Pay attention to the fact that, for the computation of the orientation, I use the function cv::phase
which, as explained in the doc, gives an angle of 0 when both the vertical component and the horizontal component of the gradient are zero; that may be convenient but from a mathematical point of view is plainly wrong because when both components are zero the orientation is not defined and the only meaningful value for an orientation kept in a floating-point C++ type is a NaN
.
It is plainly wrong because a 0 degree orientation, for example, is already related to an horizontal edge and it cannot be used to represent something else like a region with no edges and so a region where orientation is meaningless.
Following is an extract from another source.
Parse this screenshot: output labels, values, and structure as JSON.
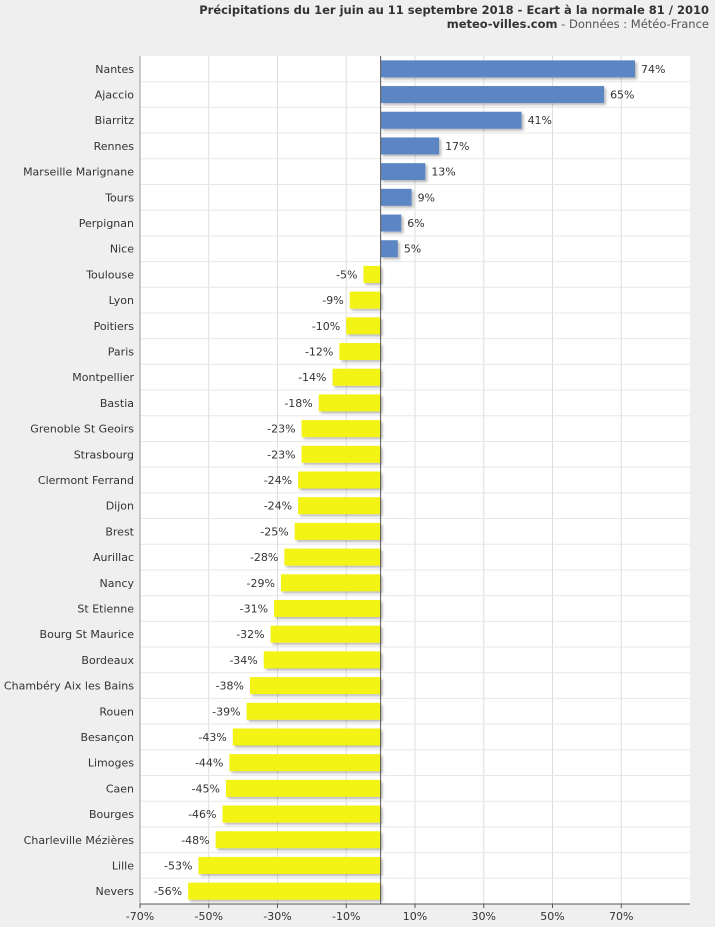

// original code by https://stackoverflow.com/users/951860/mevatron
// see https://stackoverflow.com/a/11157426/15485
// https://stackoverflow.com/users/15485/uvts-cvs added the code for saving x and y gradient component
#include <opencv2/core/core.hpp>
#include <opencv2/highgui/highgui.hpp>
#include <opencv2/imgproc/imgproc.hpp>
#include <iostream>
#include <vector>
using namespace cv;
using namespace std;
Mat mat2gray(const cv::Mat& src)
{
Mat dst;
normalize(src, dst, 0.0, 255.0, cv::NORM_MINMAX, CV_8U);
return dst;
}
Mat orientationMap(const cv::Mat& mag, const cv::Mat& ori, double thresh = 1.0)
{
Mat oriMap = Mat::zeros(ori.size(), CV_8UC3);
Vec3b red(0, 0, 255);
Vec3b cyan(255, 255, 0);
Vec3b green(0, 255, 0);
Vec3b yellow(0, 255, 255);
for(int i = 0; i < mag.rows*mag.cols; i++)
{
float* magPixel = reinterpret_cast<float*>(mag.data + i*sizeof(float));
if(*magPixel > thresh)
{
float* oriPixel = reinterpret_cast<float*>(ori.data + i*sizeof(float));
Vec3b* mapPixel = reinterpret_cast<Vec3b*>(oriMap.data + i*3*sizeof(char));
if(*oriPixel < 90.0)
*mapPixel = red;
else if(*oriPixel >= 90.0 && *oriPixel < 180.0)
*mapPixel = cyan;
else if(*oriPixel >= 180.0 && *oriPixel < 270.0)
*mapPixel = green;
else if(*oriPixel >= 270.0 && *oriPixel < 360.0)
*mapPixel = yellow;
}
}
return oriMap;
}
int main(int argc, char* argv[])
{
Mat image = Mat::zeros(Size(320, 240), CV_8UC1);
circle(image, Point(160, 120), 80, Scalar(255, 255, 255), -1, CV_AA);
imshow("original", image);
Mat Sx;
Sobel(image, Sx, CV_32F, 1, 0, 3);
Mat Sy;
Sobel(image, Sy, CV_32F, 0, 1, 3);
Mat mag, ori;
magnitude(Sx, Sy, mag);
phase(Sx, Sy, ori, true);
Mat oriMap = orientationMap(mag, ori, 1.0);
imshow("x", mat2gray(Sx));
imshow("y", mat2gray(Sy));
imwrite("hor.png",mat2gray(Sx));
imwrite("ver.png",mat2gray(Sy));
imshow("magnitude", mat2gray(mag));
imshow("orientation", mat2gray(ori));
imshow("orientation map", oriMap);
waitKey();
return 0;
}
The gradient of a function of two variables x, y is a vector of the partial derivatives in the x and y direction. So if your function is f(x,y), the gradient is the vector (f_x, f_y). An image is a discrete function of (x,y), so you can also talk about the gradient of an image.
The gradient of the image has two components: the x-derivative and the y-derivative. So, you can think of it as vectors (f_x, f_y) defined at each pixel. These vectors have a direction atan(f_y / fx) and a magnitude sqrt(f_x^2 + f_y^2). So, you can represent the gradient of an image either an x-derivative image and a y-derivative image, or as direction image and a magnitude image.